Brownsville plans airport overhaul

BROWNSVILLE — Mayor Tony Martinez has announced that Brownsville is planning to build a new Brownsville-South Padre Island International Airport terminal to expand its economic opportunities.

According to Interim Director of Aviation Sesha Vorrey, construction of the new airport terminal would take place directly in front of the existing terminal. Now in the planning stages of the project, he said preparation to build the terminal was started in 2014. An environmental and inventory assessment was completed in April of last year. The cost for the study was provided through Airport Improvement Program (AIP) and Passenger Facility Charge (PFC) funding.

Projects such as these are generally completed in three phases, Vorrey said. These phases consist of design, bidding and construction.

“It’s easy to say it’ll be completed in three phases, but there’s a lot of work to be done,” Vorrey said.

For these reasons, Martinez said it’s important to keep the existing airport in operation. The city hasn’t improved the airport in “probably 50 years,” so it’s important to make these improvements because of the city’s numerous advancements, the mayor said.

“I think there’s a lot of updating that’s required to meet the need of things that’s coming down the pike,” Martinez said.

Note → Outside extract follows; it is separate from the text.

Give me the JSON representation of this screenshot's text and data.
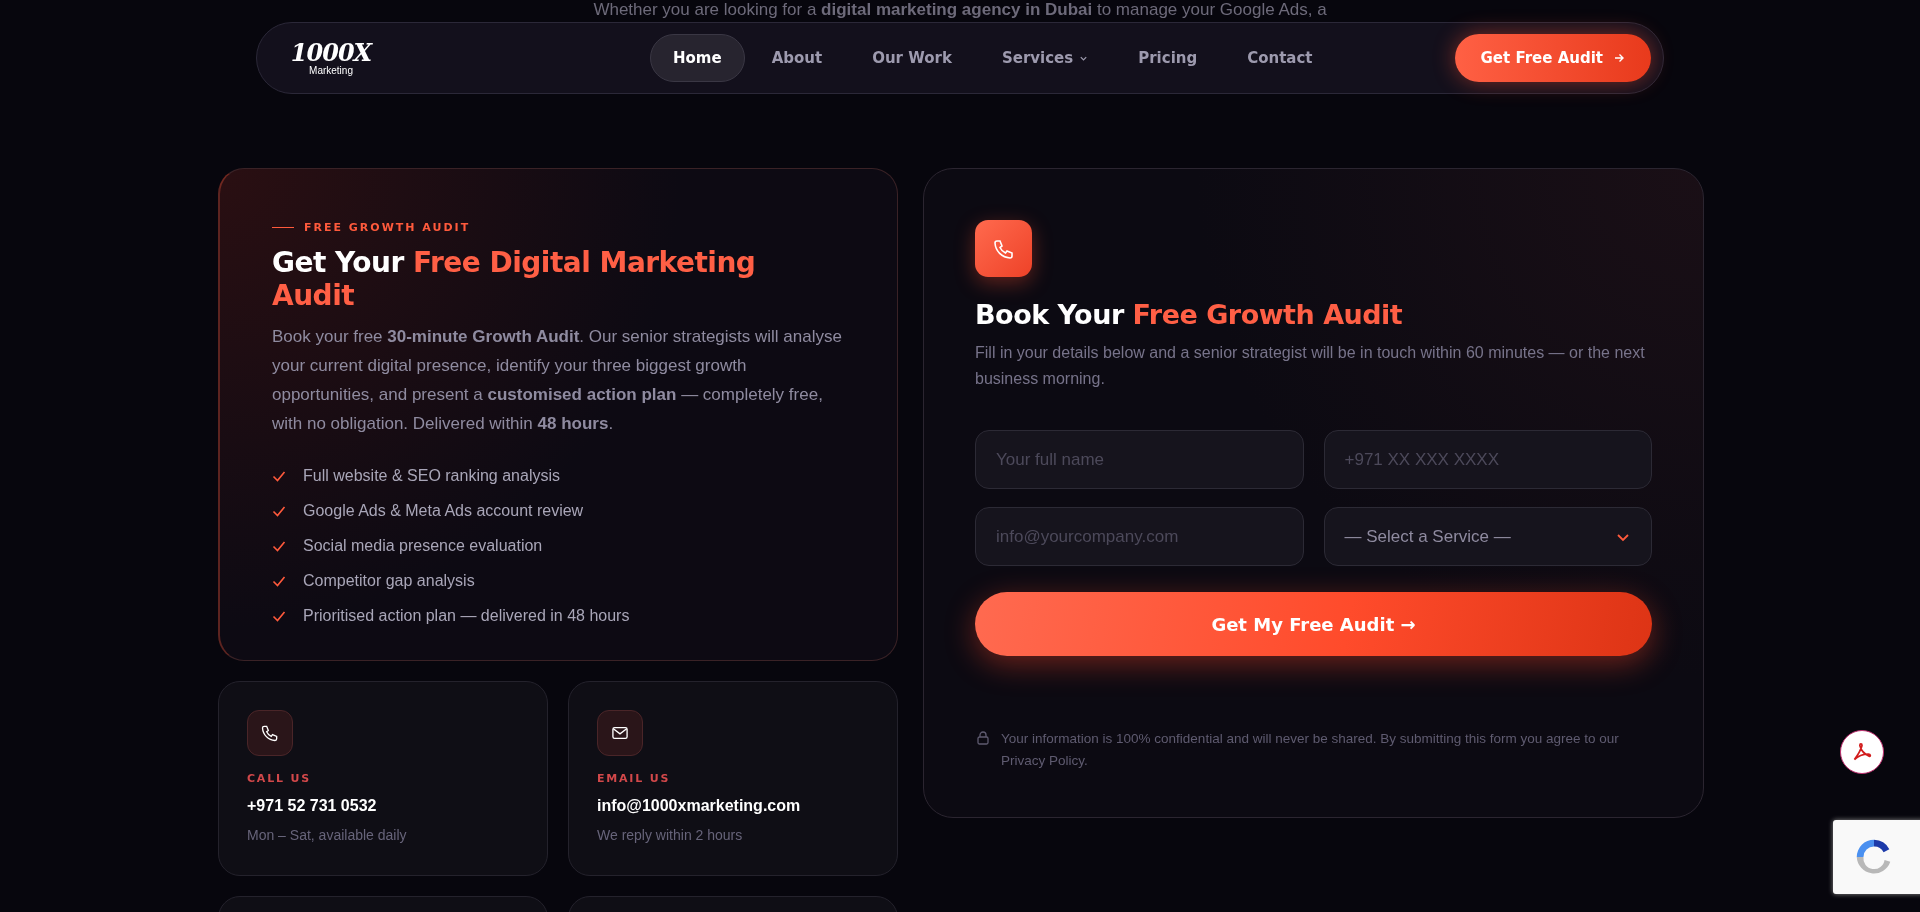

“The airport presents a challenge for Brownsville,” he said. “We have probably not maximized our potential out there with the amount of land we have.”

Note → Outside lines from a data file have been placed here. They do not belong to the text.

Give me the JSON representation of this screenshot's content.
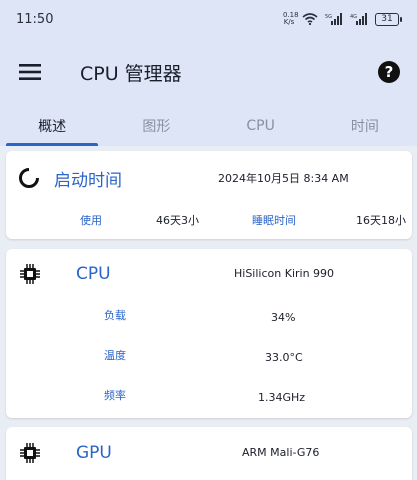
{
  "status_bar": {
    "time": "11:50",
    "net_speed_top": "0.18",
    "net_speed_bottom": "K/s",
    "battery": "31",
    "icons": [
      "wifi-icon",
      "signal-5g-icon",
      "signal-icon"
    ]
  },
  "app_bar": {
    "title": "CPU 管理器",
    "menu_icon": "hamburger-menu-icon",
    "help_icon": "help-circle-icon"
  },
  "tabs": [
    {
      "label": "概述",
      "active": true
    },
    {
      "label": "图形",
      "active": false
    },
    {
      "label": "CPU",
      "active": false
    },
    {
      "label": "时间",
      "active": false
    }
  ],
  "uptime_card": {
    "icon": "uptime-ring-icon",
    "title": "启动时间",
    "boot_datetime": "2024年10月5日 8:34 AM",
    "used_label": "使用",
    "used_value": "46天3小",
    "sleep_label": "睡眠时间",
    "sleep_value": "16天18小"
  },
  "cpu_card": {
    "icon": "chip-icon",
    "title": "CPU",
    "model": "HiSilicon Kirin 990",
    "load_label": "负载",
    "load_value": "34%",
    "temp_label": "温度",
    "temp_value": "33.0°C",
    "freq_label": "频率",
    "freq_value": "1.34GHz"
  },
  "gpu_card": {
    "icon": "chip-icon",
    "title": "GPU",
    "model": "ARM Mali-G76"
  },
  "colors": {
    "accent": "#2a64c8",
    "app_bar_bg": "#dde5f7",
    "page_bg": "#e9edf4",
    "card_bg": "#ffffff"
  }
}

“Our airport is the first thing a lot of people see when they come to Brownsville, so we need to make a good first impression,” the mayor said.

Construction of the new airport will bring additional airlines, especially with technologies such as SpaceX within its proximity, Vorrey said. A new airport also would bring business, more passengers and cargo attraction for cargo operators.

Extending the airport runway was another airport improvement Martinez was interested in working on. The mayor said there was already an extension request with the Federal Aviation Administration, but that particular item was going to take more time and would have to undergo further studies.

“A letter was given to the FAA in the last couple of years that was sent to us from SpaceX,” Martinez said. “They had some interest in trying to bring some air cargo in here that would require an additional extension to the existing runway. Without a letter of interest the FAA would not be considering it, but that letter of interest is in their hands.”

Extending the runway would allow the airport to look into accommodating bigger cargo operating planes, Vorrey said. In order to transport cargo at a 100 percent load factor and obtain peak ambient temperature settings, they would need longer runways.

With the airport bringing in approximately 9,000 passengers per month, these two improvements would allow the airport to operate at its maximum potential.

The new airport terminal will host state-of-the-art amenities, being built with the latest technologies available on the market. It will feature a double floor, four passenger-loading bridges and be built using environmentally-friendly technologies.

The airport terminal is estimated to cost $25 million.

Funding for air operation and the ramp will be coming from the FAA.

The new terminal will be funded by the city through certificates of obligation.

As of yet, a groundbreaking ceremony for the construction has been scheduled for October or November.

Vorrey said the terminal should be up and running in 2018.

“The city airport is the gateway to the city,” Vorrey said.